Die Jungs von
Die Jungs von Echt:Gunnar Astrup,Andreas "Puffi" Puffpaff, Kim Frank, Florian "Flo" Sump undKai Fischer.
Foto: SWR/Mathias Bothor

Als er noch jung war, seien Echt eine seiner absoluten Lieblingsbands gewesen, schwärmte Jan Böhmermann vergangenen Freitag gegen Ende von ZDF Magazin Royale, die Band habe der Welt "einen Sack voller Hits hinterlassen". Um gleich darauf den Echt-Song Du trägst keine Liebe in Dir anzustimmen. Und dann, Überraschung, bekommt Echt-Sänger Kim Frank seine Bühne und erinnert auch an weitere Songs wie die Rio-Reiser-Coverversion Junimond oder Weinst Du.

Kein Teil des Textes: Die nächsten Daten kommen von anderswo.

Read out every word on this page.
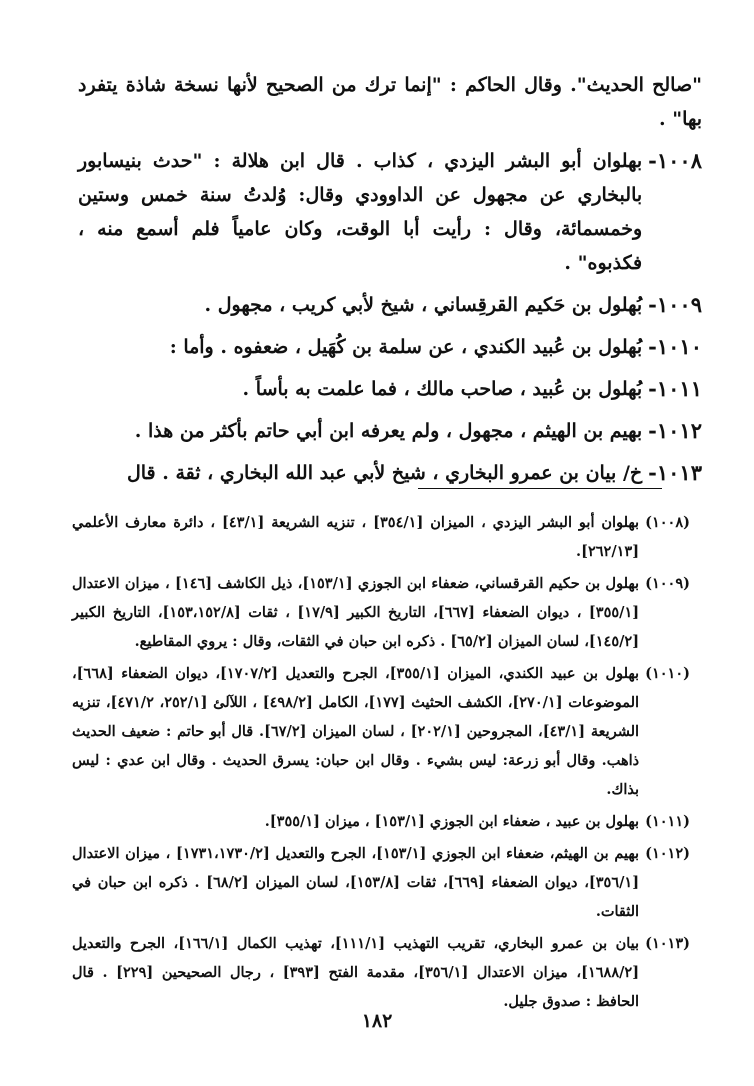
"صالح الحديث". وقال الحاكم : "إنما ترك من الصحيح لأنها نسخة شاذة يتفرد بها" .

١٠٠٨-
بهلوان أبو البشر اليزدي ، كذاب . قال ابن هلالة : "حدث بنيسابور بالبخاري عن مجهول عن الداوودي وقال: وُلدتُ سنة خمس وستين وخمسمائة، وقال : رأيت أبا الوقت، وكان عامياً فلم أسمع منه ، فكذبوه" .
١٠٠٩-
بُهلول بن حَكيم القرقِساني ، شيخ لأبي كريب ، مجهول .
١٠١٠-
بُهلول بن عُبيد الكندي ، عن سلمة بن كُهَيل ، ضعفوه . وأما :
١٠١١-
بُهلول بن عُبيد ، صاحب مالك ، فما علمت به بأساً .
١٠١٢-
بهيم بن الهيثم ، مجهول ، ولم يعرفه ابن أبي حاتم بأكثر من هذا .
١٠١٣-
خ/ بيان بن عمرو البخاري ، شيخ لأبي عبد الله البخاري ، ثقة . قال
(١٠٠٨)
بهلوان أبو البشر اليزدي ، الميزان [٣٥٤/١] ، تنزيه الشريعة [٤٣/١] ، دائرة معارف الأعلمي [٢٦٢/١٣].
(١٠٠٩)
بهلول بن حكيم القرقساني، ضعفاء ابن الجوزي [١٥٣/١]، ذيل الكاشف [١٤٦] ، ميزان الاعتدال [٣٥٥/١] ، ديوان الضعفاء [٦٦٧]، التاريخ الكبير [١٧/٩] ، ثقات [١٥٣،١٥٢/٨]، التاريخ الكبير [١٤٥/٢]، لسان الميزان [٦٥/٢] . ذكره ابن حبان في الثقات، وقال : يروي المقاطيع.
(١٠١٠)
بهلول بن عبيد الكندي، الميزان [٣٥٥/١]، الجرح والتعديل [١٧٠٧/٢]، ديوان الضعفاء [٦٦٨]، الموضوعات [٢٧٠/١]، الكشف الحثيث [١٧٧]، الكامل [٤٩٨/٢] ، اللآلئ [٢٥٢/١، ٤٧١/٢]، تنزيه الشريعة [٤٣/١]، المجروحين [٢٠٢/١] ، لسان الميزان [٦٧/٢]. قال أبو حاتم : ضعيف الحديث ذاهب. وقال أبو زرعة: ليس بشيء . وقال ابن حبان: يسرق الحديث . وقال ابن عدي : ليس بذاك.
(١٠١١)
بهلول بن عبيد ، ضعفاء ابن الجوزي [١٥٣/١] ، ميزان [٣٥٥/١].
(١٠١٢)
بهيم بن الهيثم، ضعفاء ابن الجوزي [١٥٣/١]، الجرح والتعديل [١٧٣١،١٧٣٠/٢] ، ميزان الاعتدال [٣٥٦/١]، ديوان الضعفاء [٦٦٩]، ثقات [١٥٣/٨]، لسان الميزان [٦٨/٢] . ذكره ابن حبان في الثقات.
(١٠١٣)
بيان بن عمرو البخاري، تقريب التهذيب [١١١/١]، تهذيب الكمال [١٦٦/١]، الجرح والتعديل [١٦٨٨/٢]، ميزان الاعتدال [٣٥٦/١]، مقدمة الفتح [٣٩٣] ، رجال الصحيحين [٢٢٩] . قال الحافظ : صدوق جليل.
١٨٢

Für manche ein echter Gänsehautmoment, Textzeilen wie Sag mal, weinst du / Oder ist das der Regen, der von deiner Nasenspitze tropft? haben sich in ein kollektives Gedächtnis eingebrannt. Zumindest bei vielen, die in den 90er-Jahren mit "Bravo", MTV und Viva groß wurden. Sein Besuch bei Jan Böhmermann ist Franks erster Auftritt nach dem Ende der Band vor mehr als 20 Jahren. Und dieser Auftritt ist freilich auch Promotion für eine neue ARD-Doku über die Band, drei Teile von Echt – Unsere Jugend. Eine dokumentarische Coming-of-Age-Trilogie sind seit Freitag in der ARD-Mediathek abrufbar.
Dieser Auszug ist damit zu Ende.